‘Their voices made them do it? Media stereotypes, violence and voice-hearing’
Palace Green Library Café
14 December 2016, 5 – 7pm
When someone who hears voices commits a violent crime, it is often reported in the media as if the fact they heard voices is sufficient explanation. Is this true, or is there much more to the story?
In this event, we will explore the way in which responsibility, safety and control is understood and experienced when someone hears voices urging them to harm themselves or others. We are joined by:
- Rachel Waddingham (someone with experience of hearing violent voices and not acting on them)
- Akiko Hart (Hearing Voices Project Manager at Mind in Camden, Acting Director of Mental Health Europe)
- Dr Hugh Middleton (University of Nottingham and author of Psychiatry Reconsidered)
- Dr David Jones (University of East London)
- Dr Ruvanee Vilhauer (New York University, pre-recorded video contribution)
By examining the role of the media in reporting on mental health and violent crime, we will unpick media stereotypes and question the link between violent voices and violent acts.

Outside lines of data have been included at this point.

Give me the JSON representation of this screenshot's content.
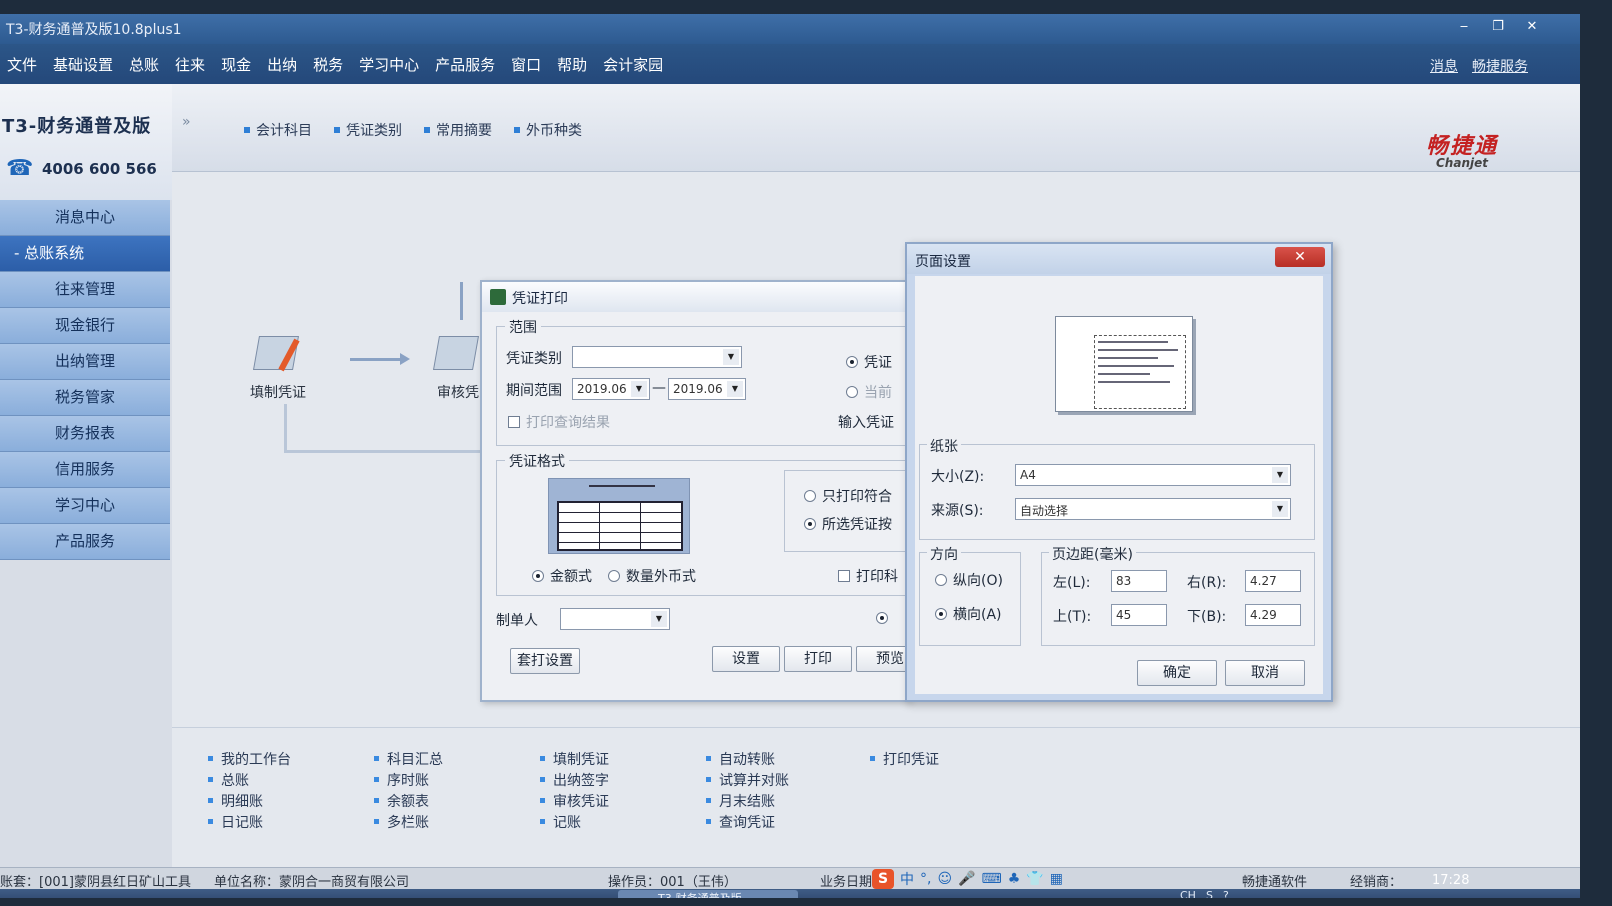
{
  "window": {
    "title": "T3-财务通普及版10.8plus1",
    "minimize": "‒",
    "restore": "❐",
    "close": "✕"
  },
  "menubar": {
    "items": [
      "文件",
      "基础设置",
      "总账",
      "往来",
      "现金",
      "出纳",
      "税务",
      "学习中心",
      "产品服务",
      "窗口",
      "帮助",
      "会计家园"
    ],
    "right": [
      "消息",
      "畅捷服务"
    ]
  },
  "brand": {
    "name": "T3-财务通普及版",
    "phone": "4006 600 566",
    "logo_cn": "畅捷通",
    "logo_en": "Chanjet"
  },
  "sidebar": {
    "items": [
      {
        "label": "消息中心",
        "active": false
      },
      {
        "label": "- 总账系统",
        "active": true
      },
      {
        "label": "往来管理",
        "active": false
      },
      {
        "label": "现金银行",
        "active": false
      },
      {
        "label": "出纳管理",
        "active": false
      },
      {
        "label": "税务管家",
        "active": false
      },
      {
        "label": "财务报表",
        "active": false
      },
      {
        "label": "信用服务",
        "active": false
      },
      {
        "label": "学习中心",
        "active": false
      },
      {
        "label": "产品服务",
        "active": false
      }
    ]
  },
  "quick_tabs": [
    "会计科目",
    "凭证类别",
    "常用摘要",
    "外币种类"
  ],
  "workflow": {
    "chevron": "»",
    "nodes": [
      "填制凭证",
      "审核凭"
    ]
  },
  "links": {
    "col1": [
      "我的工作台",
      "总账",
      "明细账",
      "日记账"
    ],
    "col2": [
      "科目汇总",
      "序时账",
      "余额表",
      "多栏账"
    ],
    "col3": [
      "填制凭证",
      "出纳签字",
      "审核凭证",
      "记账"
    ],
    "col4": [
      "自动转账",
      "试算并对账",
      "月末结账",
      "查询凭证"
    ],
    "col5": [
      "打印凭证"
    ]
  },
  "statusbar": {
    "account": "账套：[001]蒙阴县红日矿山工具",
    "company": "单位名称：蒙阴合一商贸有限公司",
    "operator": "操作员：001（王伟）",
    "business_date": "业务日期",
    "software": "畅捷通软件",
    "dealer": "经销商："
  },
  "ime": {
    "logo": "S",
    "icons": [
      "中",
      "°,",
      "☺",
      "🎤",
      "⌨",
      "♣",
      "👕",
      "▦"
    ]
  },
  "taskbar": {
    "active_app": "T3-财务通普及版",
    "clock": "17:28",
    "tray": [
      "CH",
      "S",
      "?"
    ],
    "badge": "5"
  },
  "print_dialog": {
    "title": "凭证打印",
    "range_group": "范围",
    "voucher_type_label": "凭证类别",
    "voucher_type_value": "",
    "period_label": "期间范围",
    "period_from": "2019.06",
    "period_to": "2019.06",
    "dash": "—",
    "print_query_result": "打印查询结果",
    "radio_voucher": "凭证",
    "radio_current": "当前",
    "input_voucher": "输入凭证",
    "format_group": "凭证格式",
    "format_amount": "金额式",
    "format_foreign": "数量外币式",
    "only_print": "只打印符合",
    "selected_print": "所选凭证按",
    "print_subject": "打印科",
    "maker_label": "制单人",
    "maker_value": "",
    "btn_template": "套打设置",
    "btn_settings": "设置",
    "btn_print": "打印",
    "btn_preview": "预览"
  },
  "page_setup": {
    "title": "页面设置",
    "close": "✕",
    "paper_group": "纸张",
    "size_label": "大小(Z):",
    "size_value": "A4",
    "source_label": "来源(S):",
    "source_value": "自动选择",
    "orientation_group": "方向",
    "portrait": "纵向(O)",
    "landscape": "横向(A)",
    "margins_group": "页边距(毫米)",
    "left_label": "左(L):",
    "left_value": "83",
    "right_label": "右(R):",
    "right_value": "4.27",
    "top_label": "上(T):",
    "top_value": "45",
    "bottom_label": "下(B):",
    "bottom_value": "4.29",
    "ok": "确定",
    "cancel": "取消"
  }
}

There will be plenty of space for discussion and interaction as we explore this issue in a safe and respectful environment. All are welcome to attend this free event, but places are limited and can be reserved through Eventbrite.
This event will be preceded by a free guided tour of the exhibition from 3:30 – 4:30pm, led by members of the Hearing the Voice research team and students at the ARCH Recovery College in Durham. It will be followed by the UK premiere of Jonathan Balazs’s documentary They Heard Voices at Durham’s Empty Shop from 8pm.